Most medical claims are submitted to MedCost Benefit Services from a network after repricing. We encourage providers to submit claims electronically to the appropriate network, since the electronic claims interface typically reduces payment turnaround cycles by 5 – 10 working days. EDI numbers can be located on the claims submission instructions on the patient identification card.

We enjoy a seamless data transfer on claims from most of the affiliated networks, including claims from the MedCost Preferred network. We can offer providers the convenience of Electronic Remittance Advice (ERA) in coordination with payment.

Dental Providers: Claims for all D-series HCPCS or ADA codes should be filed
directly with MedCost Benefit Services since they do not require repricing.
Please use the Payer ID 56205.

Here are some successful filing tips for prompt payment:

        • Submit claims to the network indicated on the patients ID card to avoid delays to to misdirection.
        • Be sure that all services are correctly coded according to the most current editions of CPT, ICD, HCPCS, ASA, and ADA Manuals.
        • Include with claim all critical data elements for identification, including member ID number, policy number, and employer name.
        • If possible, include information regarding any other coverage a member may have, and if filing secondary, you can submit the other carrier payment amount in the appropriate electronic field.
        • Submit claims as quickly as possible after services are rendered. (Self-funded plans have filing time limits that can affect whether a claim is payable if filed after the designated timeframe.)
        • File all claims in the appropriate current electronic format or on the current CMS-approved paper form.

If a claim is denied, MedCost is obligated to provide notice of the adverse determination within 30 days of the receipt of the original claim.

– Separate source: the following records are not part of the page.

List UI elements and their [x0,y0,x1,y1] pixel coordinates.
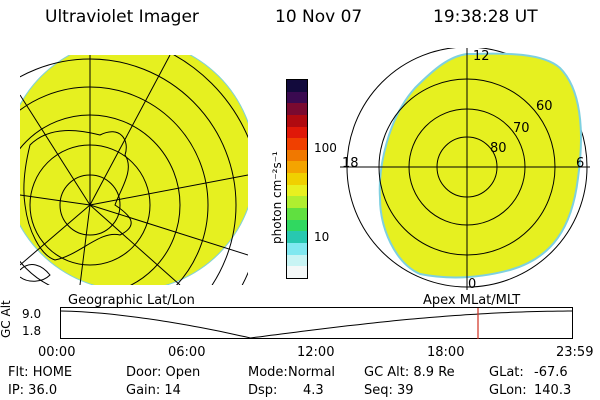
mlat-label-70: 70 [513,121,530,136]
mlt-label-0: 0 [468,277,476,290]
mlat-label-60: 60 [536,99,553,114]
colorbar-segment [287,242,307,255]
header-time: 19:38:28 UT [433,7,538,27]
status-seq: Seq: 39 [364,383,414,398]
colorbar-segment [287,254,307,267]
status-gcalt: GC Alt: 8.9 Re [364,365,455,380]
alt-axis-label: GC Alt [0,300,13,338]
status-glat-val: -67.6 [534,365,568,380]
alt-plot-frame [60,307,573,339]
colorbar-tick-100: 100 [314,141,337,155]
left-panel-label: Geographic Lat/Lon [68,293,195,308]
alt-xtick-3: 18:00 [427,345,465,360]
colorbar-segment [287,138,307,150]
colorbar-segment [287,126,307,139]
longitude-lines [20,55,248,285]
colorbar-segment [287,161,307,174]
colorbar-segment [287,149,307,162]
apex-polar-plot: 12 18 6 0 60 70 80 [340,48,590,290]
colorbar-segment [287,173,307,185]
status-gain: Gain: 14 [126,383,181,398]
mlat-label-80: 80 [490,141,507,156]
altitude-plot [60,307,573,339]
colorbar-segment [287,114,307,127]
alt-ytick-bottom: 1.8 [22,324,42,338]
colorbar-segment [287,196,307,209]
alt-ytick-top: 9.0 [22,307,42,321]
alt-xtick-2: 12:00 [297,345,335,360]
colorbar-segment [287,80,307,92]
colorbar [286,79,308,279]
alt-xtick-1: 06:00 [168,345,206,360]
status-ip: IP: 36.0 [8,383,58,398]
colorbar-segment [287,266,307,278]
colorbar-segment [287,231,307,243]
status-glon-key: GLon: [489,383,527,398]
mlt-label-12: 12 [473,49,490,64]
colorbar-segment [287,208,307,220]
colorbar-unit-label: photon cm⁻²s⁻¹ [270,151,284,244]
status-mode-val: Normal [288,365,336,380]
colorbar-segment [287,103,307,115]
geographic-image [20,55,248,285]
coastline-fragment [20,264,51,282]
status-mode-key: Mode: [248,365,288,380]
status-dsp-key: Dsp: [248,383,278,398]
colorbar-tick-10: 10 [314,230,330,244]
mlt-label-6: 6 [576,156,584,171]
status-door: Door: Open [126,365,201,380]
alt-xtick-4: 23:59 [556,345,594,360]
right-panel-label: Apex MLat/MLT [423,293,521,308]
status-glon-val: 140.3 [534,383,572,398]
status-flt: Flt: HOME [8,365,73,380]
coastline [23,130,132,261]
mlt-label-18: 18 [342,156,359,171]
altitude-curve [60,310,573,339]
colorbar-segment [287,91,307,104]
app-title: Ultraviolet Imager [45,7,199,27]
colorbar-segment [287,219,307,232]
header-date: 10 Nov 07 [275,7,363,27]
status-glat-key: GLat: [489,365,524,380]
mlt-axes [340,48,590,290]
status-dsp-val: 4.3 [303,383,324,398]
colorbar-segment [287,184,307,197]
alt-xtick-0: 00:00 [38,345,76,360]
uv-emission-disk [20,55,248,285]
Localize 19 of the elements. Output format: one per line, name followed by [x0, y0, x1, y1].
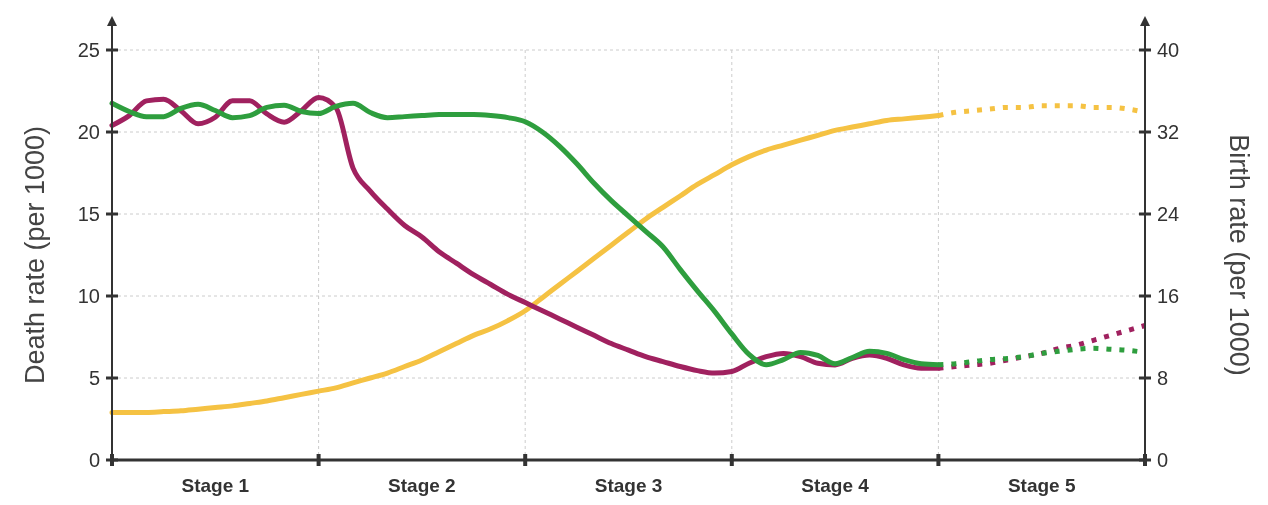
y2-tick-label: 16: [1157, 285, 1180, 307]
x-tick-label: Stage 1: [181, 475, 250, 496]
y-tick-label: 20: [77, 121, 100, 143]
x-tick-label: Stage 4: [801, 475, 870, 496]
y2-tick-label: 40: [1157, 39, 1180, 61]
y2-tick-label: 24: [1157, 203, 1180, 225]
x-tick-label: Stage 3: [594, 475, 663, 496]
y-axis-title: Death rate (per 1000): [20, 125, 50, 385]
y2-tick-label: 0: [1157, 449, 1169, 471]
y-tick-label: 15: [77, 203, 100, 225]
y2-tick-label: 32: [1157, 121, 1180, 143]
x-tick-label: Stage 5: [1007, 475, 1076, 496]
y-tick-label: 25: [77, 39, 100, 61]
y2-axis-title: Birth rate (per 1000): [1224, 134, 1254, 376]
y-tick-label: 0: [88, 449, 100, 471]
y2-tick-label: 8: [1157, 367, 1169, 389]
x-tick-label: Stage 2: [388, 475, 456, 496]
y-tick-label: 5: [88, 367, 100, 389]
y-tick-label: 10: [77, 285, 100, 307]
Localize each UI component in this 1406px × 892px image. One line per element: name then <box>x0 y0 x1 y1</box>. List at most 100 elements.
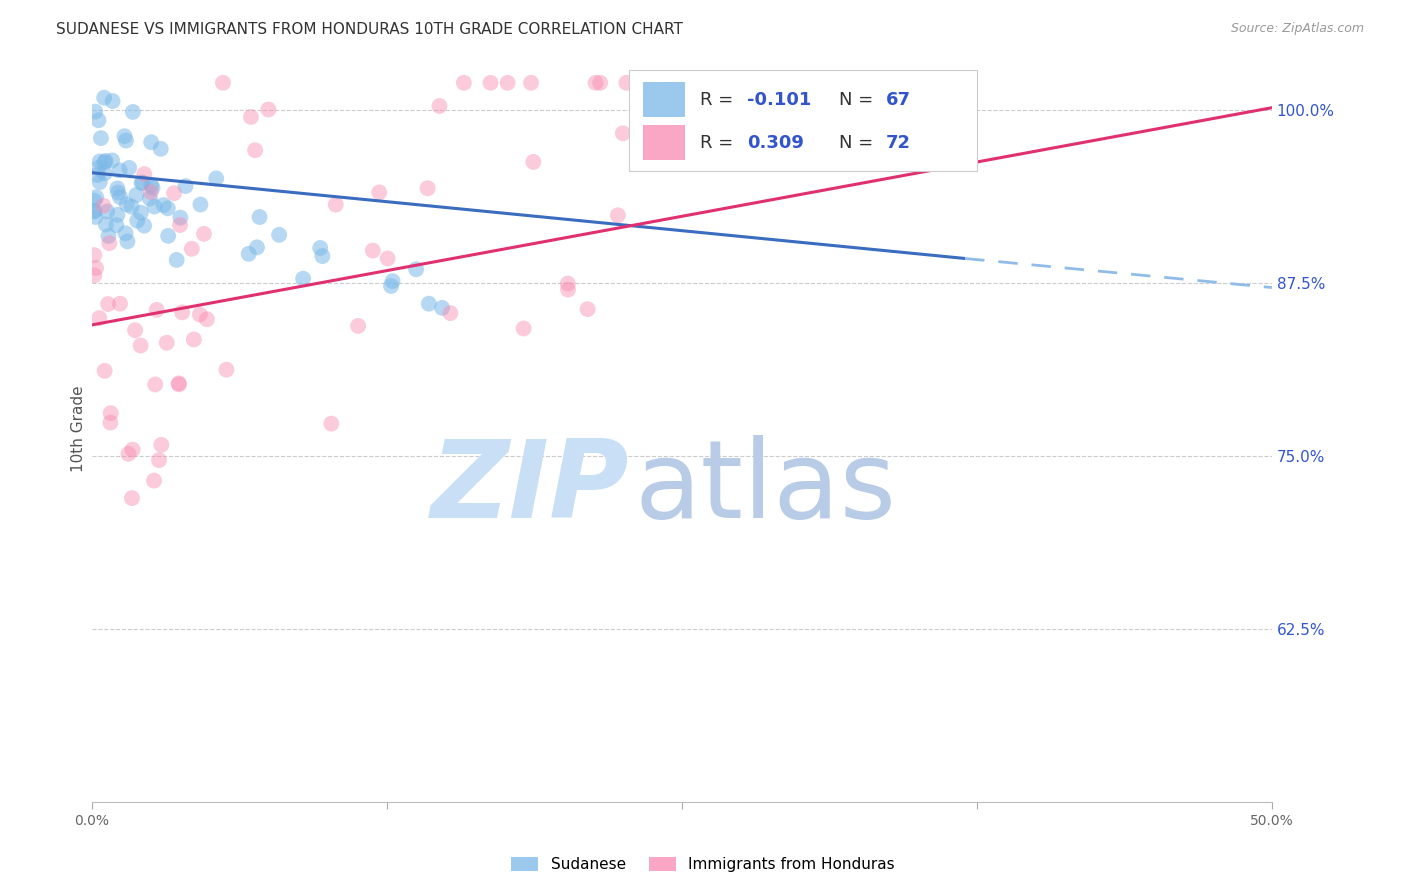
Point <box>769 111 792 125</box>
Point <box>93 166 115 180</box>
Point <box>87 161 110 175</box>
Point <box>139 191 162 205</box>
Point <box>100 406 122 420</box>
Point <box>118 161 141 175</box>
Point <box>83 268 105 283</box>
Point <box>292 271 315 285</box>
Point <box>148 453 170 467</box>
Point <box>108 190 131 204</box>
Point <box>589 76 612 90</box>
Point <box>606 208 628 222</box>
Point <box>418 296 440 310</box>
Point <box>121 491 143 505</box>
Point <box>325 197 347 211</box>
Point <box>141 135 163 149</box>
Point <box>557 283 579 297</box>
Point <box>195 312 218 326</box>
Point <box>96 204 118 219</box>
Point <box>676 76 699 90</box>
Text: R =: R = <box>700 134 738 152</box>
Point <box>361 244 384 258</box>
Point <box>108 296 131 310</box>
Text: R =: R = <box>700 91 738 109</box>
Point <box>93 199 115 213</box>
Point <box>557 277 579 291</box>
FancyBboxPatch shape <box>643 125 686 160</box>
Point <box>246 240 269 254</box>
Point <box>125 188 148 202</box>
Point <box>157 228 180 243</box>
Point <box>89 175 111 189</box>
Point <box>89 311 111 326</box>
Point <box>87 113 110 128</box>
Point <box>83 194 105 208</box>
Point <box>89 154 111 169</box>
Point <box>240 110 263 124</box>
Y-axis label: 10th Grade: 10th Grade <box>72 385 86 472</box>
Point <box>141 181 163 195</box>
Point <box>127 213 149 227</box>
Text: -0.101: -0.101 <box>747 91 811 109</box>
Point <box>257 103 280 117</box>
Point <box>107 181 129 195</box>
Point <box>84 210 107 224</box>
Text: N =: N = <box>839 91 879 109</box>
Point <box>115 197 138 211</box>
Text: Source: ZipAtlas.com: Source: ZipAtlas.com <box>1230 22 1364 36</box>
Point <box>124 323 146 337</box>
Point <box>101 94 124 108</box>
Point <box>105 218 128 232</box>
Point <box>156 202 179 216</box>
Point <box>731 76 754 90</box>
Point <box>167 377 190 392</box>
Point <box>215 362 238 376</box>
Point <box>115 134 138 148</box>
Point <box>183 333 205 347</box>
Point <box>381 274 404 288</box>
Point <box>243 143 266 157</box>
Point <box>416 181 439 195</box>
Text: 72: 72 <box>886 134 911 152</box>
FancyBboxPatch shape <box>628 70 977 171</box>
Text: 0.309: 0.309 <box>747 134 804 152</box>
Point <box>311 249 333 263</box>
Point <box>143 200 166 214</box>
Point <box>93 155 115 169</box>
Point <box>616 76 638 90</box>
Point <box>129 338 152 352</box>
Text: SUDANESE VS IMMIGRANTS FROM HONDURAS 10TH GRADE CORRELATION CHART: SUDANESE VS IMMIGRANTS FROM HONDURAS 10T… <box>56 22 683 37</box>
Point <box>696 76 718 90</box>
Point <box>90 131 112 145</box>
Point <box>430 301 453 315</box>
Point <box>163 186 186 201</box>
Point <box>97 229 120 244</box>
Point <box>84 190 107 204</box>
Point <box>576 302 599 317</box>
Point <box>93 91 115 105</box>
Point <box>156 335 179 350</box>
Point <box>453 76 475 90</box>
Point <box>585 76 607 90</box>
Point <box>83 204 105 219</box>
Point <box>377 252 399 266</box>
Point <box>205 171 228 186</box>
Point <box>83 248 105 262</box>
Point <box>101 153 124 168</box>
Point <box>149 142 172 156</box>
Point <box>145 302 167 317</box>
Point <box>170 305 193 319</box>
Point <box>117 235 139 249</box>
Point <box>167 376 190 391</box>
Point <box>166 252 188 267</box>
Point <box>83 204 105 219</box>
Point <box>150 438 173 452</box>
Point <box>108 163 131 178</box>
Point <box>190 197 212 211</box>
Point <box>105 208 128 222</box>
Point <box>114 129 136 144</box>
Point <box>121 200 143 214</box>
Point <box>612 126 634 140</box>
Point <box>174 179 197 194</box>
Point <box>738 89 761 103</box>
Point <box>641 76 664 90</box>
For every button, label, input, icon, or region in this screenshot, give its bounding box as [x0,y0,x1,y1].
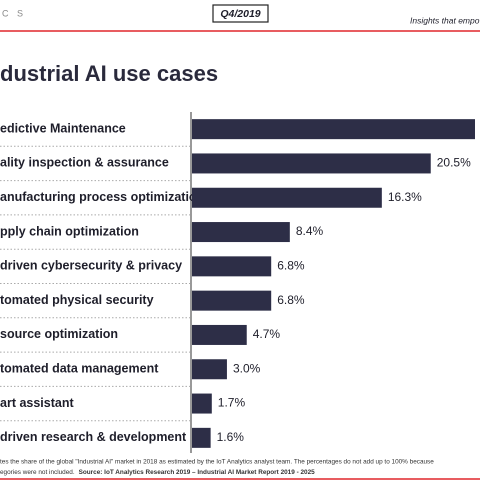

Following notification of an adverse determination, the claimant or provider has 180 days in which to appeal the decision. Any formal appeal should be submitted in writing to the MedCost Appeals Coordinator along with supporting documentation.

If the appeal results in a reversal of the original determination, the 30-day time period for processing the claim will begin from the date of the appeal decision. All decisions will be delivered to the party initiating the appeal.